I've done laundry and hung it on the line. It came in smelling so fresh and clean.
I picked black raspberries from the canes in our yard and ended up with purple finger stickiness.
I enjoyed the flowers. They make me smile every time I look at them. :)
|Marigold, red romaine, calendula, green romaine, lemon thyme|
|variegated Cuban oregano, curry plant, red romaine, marigold, flat parsley|
|marigold, red romaine, mosqito releling herb?, red romaine, curled basil|
|lantana, rosemary, red romaine, Cuban oregano|
|curled parsley, red romaine, celendula, basil, lime thyme|
|marigold, tomato, red romaine lime geranium|
I also painted a little, did some writing, and read a bit in the book I started a few days ago, all the while musing on the freedoms that have been won for us by those who fought and died many years ago.

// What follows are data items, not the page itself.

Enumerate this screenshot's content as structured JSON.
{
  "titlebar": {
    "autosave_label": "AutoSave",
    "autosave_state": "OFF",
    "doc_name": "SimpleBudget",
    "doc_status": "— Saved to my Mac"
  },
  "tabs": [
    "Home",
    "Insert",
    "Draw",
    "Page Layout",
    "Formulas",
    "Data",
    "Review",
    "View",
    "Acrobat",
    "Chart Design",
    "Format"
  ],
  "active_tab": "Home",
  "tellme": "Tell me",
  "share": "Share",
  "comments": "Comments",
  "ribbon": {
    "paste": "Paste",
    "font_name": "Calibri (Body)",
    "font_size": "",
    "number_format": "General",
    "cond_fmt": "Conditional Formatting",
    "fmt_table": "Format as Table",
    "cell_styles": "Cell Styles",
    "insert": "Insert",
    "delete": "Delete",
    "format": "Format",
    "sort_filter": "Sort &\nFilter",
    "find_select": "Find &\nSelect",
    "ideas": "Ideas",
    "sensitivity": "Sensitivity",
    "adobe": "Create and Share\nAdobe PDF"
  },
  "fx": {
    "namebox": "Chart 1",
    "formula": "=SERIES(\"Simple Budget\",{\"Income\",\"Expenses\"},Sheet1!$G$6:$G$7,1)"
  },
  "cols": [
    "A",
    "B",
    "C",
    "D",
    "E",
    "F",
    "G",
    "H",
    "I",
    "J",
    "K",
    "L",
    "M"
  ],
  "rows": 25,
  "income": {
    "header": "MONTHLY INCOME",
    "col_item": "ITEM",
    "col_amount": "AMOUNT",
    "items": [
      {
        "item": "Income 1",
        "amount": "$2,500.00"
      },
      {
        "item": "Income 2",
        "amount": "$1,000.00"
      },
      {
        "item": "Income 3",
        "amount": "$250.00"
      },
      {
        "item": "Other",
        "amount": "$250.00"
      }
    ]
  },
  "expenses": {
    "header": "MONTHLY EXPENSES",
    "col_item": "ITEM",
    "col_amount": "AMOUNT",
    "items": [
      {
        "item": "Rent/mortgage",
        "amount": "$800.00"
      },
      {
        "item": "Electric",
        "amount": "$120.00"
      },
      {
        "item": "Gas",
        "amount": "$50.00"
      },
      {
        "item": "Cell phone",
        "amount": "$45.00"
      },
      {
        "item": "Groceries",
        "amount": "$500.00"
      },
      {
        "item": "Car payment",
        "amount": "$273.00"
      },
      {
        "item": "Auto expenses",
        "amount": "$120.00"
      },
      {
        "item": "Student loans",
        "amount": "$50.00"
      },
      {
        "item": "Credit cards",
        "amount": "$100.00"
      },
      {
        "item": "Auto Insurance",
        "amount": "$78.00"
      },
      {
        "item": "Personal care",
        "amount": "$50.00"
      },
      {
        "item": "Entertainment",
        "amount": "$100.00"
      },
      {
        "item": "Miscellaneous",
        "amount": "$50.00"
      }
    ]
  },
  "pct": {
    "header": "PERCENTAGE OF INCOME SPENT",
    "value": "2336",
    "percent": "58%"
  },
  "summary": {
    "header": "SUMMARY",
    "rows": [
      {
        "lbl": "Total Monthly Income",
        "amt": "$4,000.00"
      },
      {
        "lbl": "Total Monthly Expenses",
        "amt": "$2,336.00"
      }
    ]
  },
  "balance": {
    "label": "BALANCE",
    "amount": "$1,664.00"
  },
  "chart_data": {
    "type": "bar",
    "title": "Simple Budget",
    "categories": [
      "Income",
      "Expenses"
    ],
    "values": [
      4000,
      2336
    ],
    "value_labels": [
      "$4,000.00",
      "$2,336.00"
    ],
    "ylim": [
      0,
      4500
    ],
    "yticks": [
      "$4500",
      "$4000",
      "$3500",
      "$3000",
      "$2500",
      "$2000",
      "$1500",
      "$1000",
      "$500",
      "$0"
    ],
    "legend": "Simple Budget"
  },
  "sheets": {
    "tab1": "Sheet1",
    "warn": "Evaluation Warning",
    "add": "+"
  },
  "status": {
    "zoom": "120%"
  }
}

Ironically, the book I happen to be reading is Twelve Years a Slave, by Solomon Northup-- a true story of freedom lost, when Solomon, a free black man in New York, was kidnapped in 1841 and sold into slavery in Louisiana. I haven't finished the book, but I know that twelve years later he somehow regained his freedom.
Reading this is making me mull on how precious freedom is, and how deeply disheartening it is to be in bondage. I don't know whether slavery was worse for Solomon, who had known freedom and so was fully aware of how unfree he was, or for those who had lived in slavery all their lives and, although well-aware of their enslavement, didn't have any experiential knowledge of freedom. Both are horrifying to read about and imagine.
That train of thought then leads me to muse on the ways I have become free in my own life-- from destructive thoughts and habits, from brokenness, from fears, from the tyranny of sin-- and also to wonder in what ways I might still be living in bondage to some of those things without even know what I am missing.
In Galatians 5:1, the apostle Paul states, "It is for freedom that Christ has set us free. Stand firm, then, and do not let yourselves be burdened again by a yoke of slavery." Solomon Northup didn't have a choice; he was forcibly kidnapped, but I do have a choice to stand firm in the freedom that Christ has won for me by his death and resurrection. This evening, as I listen to nearby fireworks celebrating our freedom as a nation, I am also joyfully (but comparatively quietly) giving thanks for the freedom I have received as a gift from Christ and praying that I live as fully in it as he enables me to.